How Do You Know if You've Picked a Winner?
At this time of year every four years, Americans of all political stripes fixate on selecting their party's presidential candidates. The media coverage is suffocating and we're all glad when the formal selection process ends. Then it's on to November to see which party and candidate wins. While the timing may be uniquely American, the process transcends national boundaries.
If a series of political planks creates a party platform, that is a metaphor for how products form a product portfolio. Logically the person to lead the process is the New Product Development (NPD) Manager. This invites one big question.
How do you select your candidate?
After all, your candidate will have to work with the campaign team (the rest of your organization) to win the election (create sales of new products). If you exclude the primaries (customer surveys), the political season has a time of reckoning - typically the first Tuesday in November every four years. That's where the political and business parallels end because the NPD Manager's evaluation occurs at least quarterly, and theoretically during every sales call. So, what do you need to do to recruit a winning candidate?
Yes, there's a culling process involved when hiring NPD talent. Now is a good time to formalize and validate the elements that create a good candidate. To state the obvious, there is no "one-size-fits-all" approach when it comes to selecting winning NPD managers. That said, there are a number of basics to consider.
- Understand your needs clearly and create a valid job description. It's important to validate or modify assumptions about what you need. If your new product development need is attention to detail make sure you communicate this need. Nothing is worse than getting key skills mixed up.
- Consider the elements that are most important in your market and your company's culture. Typically these involve finding someone who is:
- A strong talent who interviews well and scores well on established psychological tests.
- Able to demonstrate a track record of success.
- A strategic thinker about business in general and new product development in particular. Especially good at articulating value to customers.
- Reasonably good with tactical execution of new product development or can train others working with her or him to execute the basic tactical tasks.
- Experienced in working directly with customers, either as a sales representative or technical service representative.
- Very knowledgeable about your market or has experience and skills that readily transfer to it.
- Effective dealings internally with staff and externally with customers.
- Have an interview game plan. The cost of a bad hire can be expensive in many ways.

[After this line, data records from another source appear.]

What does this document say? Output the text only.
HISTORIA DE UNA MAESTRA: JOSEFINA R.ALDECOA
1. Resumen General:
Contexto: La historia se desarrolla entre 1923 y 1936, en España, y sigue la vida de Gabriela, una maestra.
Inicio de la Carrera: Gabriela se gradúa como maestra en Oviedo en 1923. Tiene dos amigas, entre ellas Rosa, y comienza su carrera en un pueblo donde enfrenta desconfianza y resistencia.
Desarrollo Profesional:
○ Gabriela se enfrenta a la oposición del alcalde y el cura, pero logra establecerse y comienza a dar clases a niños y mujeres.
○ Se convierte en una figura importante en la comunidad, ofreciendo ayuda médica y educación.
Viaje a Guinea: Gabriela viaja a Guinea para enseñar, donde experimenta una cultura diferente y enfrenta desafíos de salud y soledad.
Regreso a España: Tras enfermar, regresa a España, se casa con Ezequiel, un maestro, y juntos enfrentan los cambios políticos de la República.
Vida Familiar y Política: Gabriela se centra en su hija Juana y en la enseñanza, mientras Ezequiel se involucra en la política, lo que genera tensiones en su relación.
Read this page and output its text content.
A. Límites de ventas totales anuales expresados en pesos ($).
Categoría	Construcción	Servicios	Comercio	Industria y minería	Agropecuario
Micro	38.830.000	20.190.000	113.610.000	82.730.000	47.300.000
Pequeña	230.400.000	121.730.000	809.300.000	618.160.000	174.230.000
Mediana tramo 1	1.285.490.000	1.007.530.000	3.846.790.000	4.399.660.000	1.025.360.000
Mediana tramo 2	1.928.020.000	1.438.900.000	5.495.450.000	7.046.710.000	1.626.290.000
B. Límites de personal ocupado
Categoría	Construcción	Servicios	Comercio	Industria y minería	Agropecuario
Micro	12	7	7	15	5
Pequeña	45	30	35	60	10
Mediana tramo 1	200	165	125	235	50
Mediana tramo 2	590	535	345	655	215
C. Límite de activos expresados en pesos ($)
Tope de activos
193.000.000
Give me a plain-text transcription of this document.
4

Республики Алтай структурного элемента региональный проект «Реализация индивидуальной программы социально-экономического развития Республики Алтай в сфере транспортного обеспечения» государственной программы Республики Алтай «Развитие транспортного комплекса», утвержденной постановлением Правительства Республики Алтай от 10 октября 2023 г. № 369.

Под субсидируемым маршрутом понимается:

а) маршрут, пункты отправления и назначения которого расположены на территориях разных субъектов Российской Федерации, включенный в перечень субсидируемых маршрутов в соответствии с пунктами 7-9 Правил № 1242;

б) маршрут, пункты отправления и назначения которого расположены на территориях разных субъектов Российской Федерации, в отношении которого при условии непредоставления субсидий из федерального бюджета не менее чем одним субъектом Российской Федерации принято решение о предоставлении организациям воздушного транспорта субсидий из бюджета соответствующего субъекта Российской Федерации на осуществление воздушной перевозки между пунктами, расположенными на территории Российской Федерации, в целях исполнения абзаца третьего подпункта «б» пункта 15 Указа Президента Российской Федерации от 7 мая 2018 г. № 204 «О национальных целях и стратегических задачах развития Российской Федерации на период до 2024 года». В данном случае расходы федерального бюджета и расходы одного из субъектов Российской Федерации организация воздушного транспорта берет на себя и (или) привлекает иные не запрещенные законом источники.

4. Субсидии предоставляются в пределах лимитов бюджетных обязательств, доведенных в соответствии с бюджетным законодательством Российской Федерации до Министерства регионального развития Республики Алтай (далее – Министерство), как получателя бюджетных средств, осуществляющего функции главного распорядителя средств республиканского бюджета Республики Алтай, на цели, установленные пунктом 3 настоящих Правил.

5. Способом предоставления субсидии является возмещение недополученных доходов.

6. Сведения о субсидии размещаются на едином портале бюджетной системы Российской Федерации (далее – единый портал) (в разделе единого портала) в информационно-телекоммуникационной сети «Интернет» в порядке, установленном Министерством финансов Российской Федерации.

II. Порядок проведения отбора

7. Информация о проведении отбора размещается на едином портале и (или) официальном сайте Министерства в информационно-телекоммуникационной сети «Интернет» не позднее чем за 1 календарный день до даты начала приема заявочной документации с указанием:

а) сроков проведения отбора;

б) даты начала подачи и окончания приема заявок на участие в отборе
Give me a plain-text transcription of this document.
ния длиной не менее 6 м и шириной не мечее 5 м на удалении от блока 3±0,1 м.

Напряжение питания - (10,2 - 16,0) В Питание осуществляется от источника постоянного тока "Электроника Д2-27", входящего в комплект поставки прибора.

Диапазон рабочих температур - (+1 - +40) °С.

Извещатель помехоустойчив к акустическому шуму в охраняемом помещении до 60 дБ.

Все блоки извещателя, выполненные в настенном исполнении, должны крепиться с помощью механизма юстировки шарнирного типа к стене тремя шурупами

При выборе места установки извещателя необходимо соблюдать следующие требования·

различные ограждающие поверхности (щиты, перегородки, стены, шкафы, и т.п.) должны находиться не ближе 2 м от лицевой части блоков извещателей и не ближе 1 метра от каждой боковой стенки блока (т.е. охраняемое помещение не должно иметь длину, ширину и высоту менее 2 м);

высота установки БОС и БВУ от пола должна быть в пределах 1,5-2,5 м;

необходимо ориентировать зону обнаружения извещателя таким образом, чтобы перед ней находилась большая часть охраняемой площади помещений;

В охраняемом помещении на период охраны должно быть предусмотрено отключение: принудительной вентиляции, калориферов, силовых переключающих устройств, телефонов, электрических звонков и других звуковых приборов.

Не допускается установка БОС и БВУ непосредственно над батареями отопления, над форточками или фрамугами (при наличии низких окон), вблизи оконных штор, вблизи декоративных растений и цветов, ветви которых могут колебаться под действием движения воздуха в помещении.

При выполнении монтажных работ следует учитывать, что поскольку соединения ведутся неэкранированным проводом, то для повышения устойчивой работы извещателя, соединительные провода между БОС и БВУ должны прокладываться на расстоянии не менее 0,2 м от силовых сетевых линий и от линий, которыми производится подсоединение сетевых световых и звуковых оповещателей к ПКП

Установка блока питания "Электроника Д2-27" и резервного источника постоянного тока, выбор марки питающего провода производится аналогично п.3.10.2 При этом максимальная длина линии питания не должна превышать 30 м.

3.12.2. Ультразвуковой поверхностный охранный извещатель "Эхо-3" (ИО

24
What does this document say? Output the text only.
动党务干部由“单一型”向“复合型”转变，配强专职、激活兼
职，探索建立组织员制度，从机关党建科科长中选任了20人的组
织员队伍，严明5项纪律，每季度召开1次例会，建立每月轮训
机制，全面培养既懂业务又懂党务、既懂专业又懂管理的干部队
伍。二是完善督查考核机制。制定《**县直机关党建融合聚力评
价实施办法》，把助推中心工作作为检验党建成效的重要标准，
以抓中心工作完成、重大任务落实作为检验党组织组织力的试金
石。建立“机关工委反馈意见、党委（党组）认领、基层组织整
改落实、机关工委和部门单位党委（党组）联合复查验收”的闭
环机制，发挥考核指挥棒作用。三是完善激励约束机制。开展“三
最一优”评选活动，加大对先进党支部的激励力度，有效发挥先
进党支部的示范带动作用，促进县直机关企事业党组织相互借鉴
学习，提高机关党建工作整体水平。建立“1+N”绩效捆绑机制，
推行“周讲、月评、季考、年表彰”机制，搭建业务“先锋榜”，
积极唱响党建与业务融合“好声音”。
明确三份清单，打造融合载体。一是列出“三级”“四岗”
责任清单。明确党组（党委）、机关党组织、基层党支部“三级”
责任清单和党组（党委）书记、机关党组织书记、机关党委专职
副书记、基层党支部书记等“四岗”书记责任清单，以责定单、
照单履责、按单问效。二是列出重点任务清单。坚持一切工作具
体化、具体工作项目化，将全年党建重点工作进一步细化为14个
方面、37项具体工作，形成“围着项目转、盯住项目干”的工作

The best way to minimize or avoid this risk is to educate others who are part of the selection process to commit to be conscientious in evaluating candidates.
- Have a way to grow the selected candidate within the job and within your company.
- Be aware of related companies where there was a bad hire. The value comes not from a standpoint of schadenfreude - taking pleasure in the misfortune of others - but from being alert to others' experience creating a case study to guide your own hiring choices.
- Create a validation plan of your needs and skills you need. What new product concepts do they know? What have they read about new product? Are they NPDP or PMP certified? What did they like and not like about their new product development experiences?
How Do You Know if You Picked a Winner?
In the short run, your candidate will demonstrate an ability to rally others in the company around new products to create successful launches and products that customers want and demand. This ability then shifts from team building to creating the ca-ching factor. Think of the sound that a ringing cash register makes when it's generating sales. If you hear that sound often - or see it consistently on P&L statements - then you'll know you hired a winner.
In the long run, you'll ideally be able to retain this person for a long period of time. If he or she leaves to pursue another opportunity, hopefully this person will have recruited a strong team that has the same work ethic and commitment to success.
So, in the words of the old-time carpenter, measure twice and cut once. Think long and hard so what you build will endure the test of many campaigns.